Real-Time Personalization Engines with Stream Processing
Real-time personalization tailors user experiences based on behavior happening right now — not yesterday's batch data. A streaming database continuously computes user profiles, interest scores, and segment assignments from live event streams, serving personalized content via PostgreSQL queries.
Real-Time User Profiles
-- Live user behavior profile
CREATE MATERIALIZED VIEW user_profiles AS
SELECT user_id,
COUNT(*) FILTER (WHERE ts > NOW()-INTERVAL '30 minutes') as actions_30min,
array_agg(DISTINCT category) FILTER (WHERE ts > NOW()-INTERVAL '1 hour') as interests_1h,
SUM(CASE WHEN action='purchase' THEN amount ELSE 0 END) as spend_today,
MAX(ts) as last_active,
CASE
WHEN COUNT(*) FILTER (WHERE ts > NOW()-INTERVAL '5 minutes') > 10 THEN 'highly_engaged'
WHEN COUNT(*) FILTER (WHERE ts > NOW()-INTERVAL '30 minutes') > 5 THEN 'active'
ELSE 'browsing'
END as engagement_level
FROM user_events GROUP BY user_id;
API queries the view:
SELECT interests_1h, engagement_level, spend_today
FROM user_profiles WHERE user_id = 'user_123';
Results personalize content, offers, and recommendations in real time.
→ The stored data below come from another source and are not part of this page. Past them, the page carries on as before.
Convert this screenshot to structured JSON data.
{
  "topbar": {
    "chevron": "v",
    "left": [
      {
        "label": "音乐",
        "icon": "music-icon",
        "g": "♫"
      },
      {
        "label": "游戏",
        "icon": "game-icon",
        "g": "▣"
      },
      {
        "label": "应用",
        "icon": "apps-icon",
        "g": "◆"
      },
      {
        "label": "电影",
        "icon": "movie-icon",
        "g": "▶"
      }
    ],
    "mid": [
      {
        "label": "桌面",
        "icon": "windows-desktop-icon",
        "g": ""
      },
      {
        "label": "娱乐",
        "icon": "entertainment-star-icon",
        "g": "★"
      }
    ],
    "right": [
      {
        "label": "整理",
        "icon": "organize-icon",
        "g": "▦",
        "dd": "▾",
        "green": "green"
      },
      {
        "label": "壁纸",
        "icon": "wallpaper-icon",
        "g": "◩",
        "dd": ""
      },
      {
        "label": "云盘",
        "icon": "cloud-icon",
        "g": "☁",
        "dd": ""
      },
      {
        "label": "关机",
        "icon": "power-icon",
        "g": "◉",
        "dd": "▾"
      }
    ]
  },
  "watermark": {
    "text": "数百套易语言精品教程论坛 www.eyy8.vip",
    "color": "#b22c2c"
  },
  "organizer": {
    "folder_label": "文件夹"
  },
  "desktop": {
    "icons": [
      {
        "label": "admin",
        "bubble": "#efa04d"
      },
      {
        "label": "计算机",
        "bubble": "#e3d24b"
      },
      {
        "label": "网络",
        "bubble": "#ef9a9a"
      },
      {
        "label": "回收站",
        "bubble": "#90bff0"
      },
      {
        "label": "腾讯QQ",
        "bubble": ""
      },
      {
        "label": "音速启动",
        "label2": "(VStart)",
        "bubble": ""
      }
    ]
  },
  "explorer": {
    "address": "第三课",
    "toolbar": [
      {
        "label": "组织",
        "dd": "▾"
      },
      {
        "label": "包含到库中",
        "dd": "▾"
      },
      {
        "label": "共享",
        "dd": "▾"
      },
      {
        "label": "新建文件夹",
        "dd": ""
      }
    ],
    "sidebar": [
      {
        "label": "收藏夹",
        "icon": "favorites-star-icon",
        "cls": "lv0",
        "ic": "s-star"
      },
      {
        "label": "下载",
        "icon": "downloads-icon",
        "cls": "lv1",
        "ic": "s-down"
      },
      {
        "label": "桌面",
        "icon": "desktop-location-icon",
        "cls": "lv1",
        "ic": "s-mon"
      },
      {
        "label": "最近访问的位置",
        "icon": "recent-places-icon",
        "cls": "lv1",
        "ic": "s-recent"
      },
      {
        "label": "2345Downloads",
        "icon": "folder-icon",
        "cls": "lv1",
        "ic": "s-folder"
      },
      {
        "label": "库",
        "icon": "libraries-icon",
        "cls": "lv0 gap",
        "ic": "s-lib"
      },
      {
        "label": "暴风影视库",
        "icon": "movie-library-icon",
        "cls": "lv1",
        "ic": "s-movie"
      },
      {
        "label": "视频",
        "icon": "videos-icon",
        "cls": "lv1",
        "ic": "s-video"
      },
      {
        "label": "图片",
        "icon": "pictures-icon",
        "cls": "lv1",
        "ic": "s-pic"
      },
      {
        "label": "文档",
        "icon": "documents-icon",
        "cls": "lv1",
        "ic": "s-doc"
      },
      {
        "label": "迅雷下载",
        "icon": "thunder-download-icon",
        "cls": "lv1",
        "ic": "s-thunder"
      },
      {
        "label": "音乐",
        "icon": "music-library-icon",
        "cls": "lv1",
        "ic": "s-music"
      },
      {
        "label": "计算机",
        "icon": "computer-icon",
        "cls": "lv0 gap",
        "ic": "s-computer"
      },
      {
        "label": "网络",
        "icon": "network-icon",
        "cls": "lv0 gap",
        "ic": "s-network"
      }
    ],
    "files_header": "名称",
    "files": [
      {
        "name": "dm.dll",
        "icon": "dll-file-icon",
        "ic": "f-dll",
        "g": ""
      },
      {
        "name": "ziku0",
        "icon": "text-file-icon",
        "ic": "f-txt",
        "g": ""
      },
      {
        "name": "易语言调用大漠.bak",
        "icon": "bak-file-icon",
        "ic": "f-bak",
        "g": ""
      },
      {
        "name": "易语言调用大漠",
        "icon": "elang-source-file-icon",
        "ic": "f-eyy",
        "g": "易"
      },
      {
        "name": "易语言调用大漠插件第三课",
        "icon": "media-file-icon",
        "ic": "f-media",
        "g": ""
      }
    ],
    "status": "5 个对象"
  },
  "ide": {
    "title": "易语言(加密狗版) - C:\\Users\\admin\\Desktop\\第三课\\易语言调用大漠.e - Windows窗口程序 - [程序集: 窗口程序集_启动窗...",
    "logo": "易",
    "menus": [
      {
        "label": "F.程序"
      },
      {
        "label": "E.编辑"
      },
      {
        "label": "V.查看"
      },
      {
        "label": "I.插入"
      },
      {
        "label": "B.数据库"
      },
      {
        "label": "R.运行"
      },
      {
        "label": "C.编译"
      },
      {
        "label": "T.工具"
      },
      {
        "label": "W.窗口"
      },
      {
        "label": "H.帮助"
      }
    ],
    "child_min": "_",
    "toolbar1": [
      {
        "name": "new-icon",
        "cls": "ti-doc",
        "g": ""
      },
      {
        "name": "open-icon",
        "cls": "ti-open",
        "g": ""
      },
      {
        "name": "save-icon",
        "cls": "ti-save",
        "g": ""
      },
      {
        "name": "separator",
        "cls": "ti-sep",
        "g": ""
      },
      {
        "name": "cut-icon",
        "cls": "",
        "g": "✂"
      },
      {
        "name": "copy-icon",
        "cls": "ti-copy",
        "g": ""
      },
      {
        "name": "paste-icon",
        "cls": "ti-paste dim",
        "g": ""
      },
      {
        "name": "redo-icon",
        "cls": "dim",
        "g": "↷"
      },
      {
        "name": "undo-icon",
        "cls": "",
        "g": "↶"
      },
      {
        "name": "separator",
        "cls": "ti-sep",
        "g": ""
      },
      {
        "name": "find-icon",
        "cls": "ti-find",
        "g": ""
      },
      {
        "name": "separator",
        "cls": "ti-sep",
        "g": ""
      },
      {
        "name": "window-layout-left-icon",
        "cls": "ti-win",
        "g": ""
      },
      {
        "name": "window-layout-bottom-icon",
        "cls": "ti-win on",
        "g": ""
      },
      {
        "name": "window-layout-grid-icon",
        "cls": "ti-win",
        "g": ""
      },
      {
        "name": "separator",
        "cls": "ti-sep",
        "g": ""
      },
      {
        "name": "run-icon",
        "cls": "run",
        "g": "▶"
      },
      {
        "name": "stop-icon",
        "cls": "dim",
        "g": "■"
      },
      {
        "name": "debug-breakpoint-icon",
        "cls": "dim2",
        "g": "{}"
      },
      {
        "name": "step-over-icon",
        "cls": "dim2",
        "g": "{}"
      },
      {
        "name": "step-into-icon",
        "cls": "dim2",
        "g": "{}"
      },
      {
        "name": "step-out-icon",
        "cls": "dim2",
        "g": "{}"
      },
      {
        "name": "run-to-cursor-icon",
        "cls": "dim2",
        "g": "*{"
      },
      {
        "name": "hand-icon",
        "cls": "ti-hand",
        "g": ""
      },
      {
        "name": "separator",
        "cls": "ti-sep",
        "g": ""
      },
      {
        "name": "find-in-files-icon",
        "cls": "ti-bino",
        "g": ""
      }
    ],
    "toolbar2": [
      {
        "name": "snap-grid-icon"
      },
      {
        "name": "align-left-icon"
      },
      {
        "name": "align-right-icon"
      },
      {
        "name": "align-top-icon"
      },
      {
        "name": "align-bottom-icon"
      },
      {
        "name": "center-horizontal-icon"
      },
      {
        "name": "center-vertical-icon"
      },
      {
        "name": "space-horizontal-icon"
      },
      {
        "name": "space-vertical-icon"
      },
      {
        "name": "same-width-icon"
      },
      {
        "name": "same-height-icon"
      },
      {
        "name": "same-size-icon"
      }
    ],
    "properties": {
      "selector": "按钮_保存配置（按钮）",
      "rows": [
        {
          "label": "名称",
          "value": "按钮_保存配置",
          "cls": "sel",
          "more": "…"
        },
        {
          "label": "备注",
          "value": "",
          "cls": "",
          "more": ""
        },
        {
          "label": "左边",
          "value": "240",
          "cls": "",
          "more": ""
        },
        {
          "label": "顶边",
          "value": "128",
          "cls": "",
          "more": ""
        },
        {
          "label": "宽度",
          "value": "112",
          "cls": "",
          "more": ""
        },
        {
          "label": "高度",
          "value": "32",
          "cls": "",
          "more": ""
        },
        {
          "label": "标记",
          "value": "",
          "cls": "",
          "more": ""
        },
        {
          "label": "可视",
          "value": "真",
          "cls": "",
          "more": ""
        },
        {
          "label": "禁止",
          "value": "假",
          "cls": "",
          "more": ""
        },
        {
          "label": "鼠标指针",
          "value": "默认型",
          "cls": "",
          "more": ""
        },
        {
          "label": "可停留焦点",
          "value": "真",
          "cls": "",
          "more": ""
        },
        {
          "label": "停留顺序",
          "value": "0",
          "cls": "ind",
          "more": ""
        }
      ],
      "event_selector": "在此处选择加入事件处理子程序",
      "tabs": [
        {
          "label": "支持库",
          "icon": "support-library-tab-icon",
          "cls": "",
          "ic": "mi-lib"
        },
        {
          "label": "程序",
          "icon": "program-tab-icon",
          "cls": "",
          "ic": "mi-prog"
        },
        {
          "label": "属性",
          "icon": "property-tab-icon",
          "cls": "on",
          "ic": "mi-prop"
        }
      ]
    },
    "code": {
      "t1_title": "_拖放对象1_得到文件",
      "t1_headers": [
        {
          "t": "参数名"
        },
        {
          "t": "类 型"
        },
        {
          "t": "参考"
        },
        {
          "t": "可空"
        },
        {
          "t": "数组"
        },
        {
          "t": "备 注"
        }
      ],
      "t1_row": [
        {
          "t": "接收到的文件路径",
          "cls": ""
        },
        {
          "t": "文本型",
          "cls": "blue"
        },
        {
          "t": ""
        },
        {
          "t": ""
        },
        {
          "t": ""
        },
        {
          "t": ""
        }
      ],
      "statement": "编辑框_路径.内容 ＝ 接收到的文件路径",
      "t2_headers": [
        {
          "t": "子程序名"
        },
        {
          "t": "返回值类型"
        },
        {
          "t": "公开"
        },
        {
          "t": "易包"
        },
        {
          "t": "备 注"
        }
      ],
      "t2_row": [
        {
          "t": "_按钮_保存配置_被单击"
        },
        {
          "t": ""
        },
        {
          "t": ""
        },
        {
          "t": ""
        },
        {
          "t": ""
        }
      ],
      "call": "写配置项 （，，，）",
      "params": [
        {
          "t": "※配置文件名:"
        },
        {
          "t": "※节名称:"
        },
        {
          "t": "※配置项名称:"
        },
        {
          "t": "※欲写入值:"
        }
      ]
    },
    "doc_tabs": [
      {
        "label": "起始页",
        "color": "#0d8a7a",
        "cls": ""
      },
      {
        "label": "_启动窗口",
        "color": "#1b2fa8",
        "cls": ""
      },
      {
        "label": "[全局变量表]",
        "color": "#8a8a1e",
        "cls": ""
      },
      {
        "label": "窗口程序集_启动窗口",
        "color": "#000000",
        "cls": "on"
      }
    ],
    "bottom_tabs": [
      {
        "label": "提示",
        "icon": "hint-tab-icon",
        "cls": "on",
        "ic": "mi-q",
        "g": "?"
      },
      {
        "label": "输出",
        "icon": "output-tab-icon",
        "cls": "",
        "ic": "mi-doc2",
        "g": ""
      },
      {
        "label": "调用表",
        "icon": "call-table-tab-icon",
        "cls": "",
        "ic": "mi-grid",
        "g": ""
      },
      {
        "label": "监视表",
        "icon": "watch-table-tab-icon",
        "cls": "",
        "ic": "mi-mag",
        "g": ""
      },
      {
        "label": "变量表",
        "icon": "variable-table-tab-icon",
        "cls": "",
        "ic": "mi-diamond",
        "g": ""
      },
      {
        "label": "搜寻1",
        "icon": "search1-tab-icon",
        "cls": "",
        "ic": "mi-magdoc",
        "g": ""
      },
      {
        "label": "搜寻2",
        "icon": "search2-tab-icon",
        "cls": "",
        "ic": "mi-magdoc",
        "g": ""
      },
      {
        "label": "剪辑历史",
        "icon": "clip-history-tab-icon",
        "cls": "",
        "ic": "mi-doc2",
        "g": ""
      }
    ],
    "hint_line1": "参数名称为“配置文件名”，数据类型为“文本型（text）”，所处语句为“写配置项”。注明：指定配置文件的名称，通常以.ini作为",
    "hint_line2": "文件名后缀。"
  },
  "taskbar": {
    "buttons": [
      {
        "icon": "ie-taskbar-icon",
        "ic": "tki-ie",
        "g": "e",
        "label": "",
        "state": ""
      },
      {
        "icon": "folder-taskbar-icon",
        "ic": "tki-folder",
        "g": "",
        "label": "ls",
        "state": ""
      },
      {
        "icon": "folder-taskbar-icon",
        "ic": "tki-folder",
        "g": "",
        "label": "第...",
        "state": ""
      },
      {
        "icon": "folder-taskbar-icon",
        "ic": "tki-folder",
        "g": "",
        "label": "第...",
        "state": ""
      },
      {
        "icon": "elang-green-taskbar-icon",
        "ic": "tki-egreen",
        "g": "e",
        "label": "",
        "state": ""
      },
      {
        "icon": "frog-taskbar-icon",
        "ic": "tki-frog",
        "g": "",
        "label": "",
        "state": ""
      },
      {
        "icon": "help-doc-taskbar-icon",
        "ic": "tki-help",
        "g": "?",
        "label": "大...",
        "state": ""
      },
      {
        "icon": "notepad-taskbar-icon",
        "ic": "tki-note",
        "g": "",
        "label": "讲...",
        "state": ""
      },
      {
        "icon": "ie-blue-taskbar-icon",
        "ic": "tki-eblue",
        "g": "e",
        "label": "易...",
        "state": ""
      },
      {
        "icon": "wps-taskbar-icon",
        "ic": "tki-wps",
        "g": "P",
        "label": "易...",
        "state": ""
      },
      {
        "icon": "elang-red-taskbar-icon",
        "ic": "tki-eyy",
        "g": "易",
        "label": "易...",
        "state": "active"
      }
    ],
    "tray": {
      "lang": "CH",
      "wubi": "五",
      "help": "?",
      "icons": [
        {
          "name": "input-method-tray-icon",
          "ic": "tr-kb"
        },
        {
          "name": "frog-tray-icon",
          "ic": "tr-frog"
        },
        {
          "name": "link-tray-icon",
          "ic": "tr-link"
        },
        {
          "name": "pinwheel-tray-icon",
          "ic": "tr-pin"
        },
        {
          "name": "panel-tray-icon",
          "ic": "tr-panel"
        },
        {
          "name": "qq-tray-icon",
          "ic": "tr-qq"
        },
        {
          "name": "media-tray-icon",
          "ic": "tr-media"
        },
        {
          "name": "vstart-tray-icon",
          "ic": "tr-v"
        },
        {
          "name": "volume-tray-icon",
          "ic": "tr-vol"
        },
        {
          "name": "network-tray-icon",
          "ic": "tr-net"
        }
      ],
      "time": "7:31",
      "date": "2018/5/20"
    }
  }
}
Batch vs Real-Time Personalization
| Approach | Freshness | Use Case |
| Batch (daily profiles) | Hours old | Email campaigns, weekly recommendations |
| Real-time (streaming profiles) | Sub-second | In-session personalization, dynamic pricing |
Frequently Asked Questions
Why not just use a recommendation API like Algolia?
Recommendation APIs are great for product search. Streaming personalization is about understanding user behavior in the current session — engagement level, browsing patterns, purchase intent — and adapting the experience in real time.
How do I serve personalized content?
Query user profiles from your application backend via PostgreSQL. RisingWave returns the latest profile within milliseconds. Use the profile data to select content, adjust pricing, or trigger offers.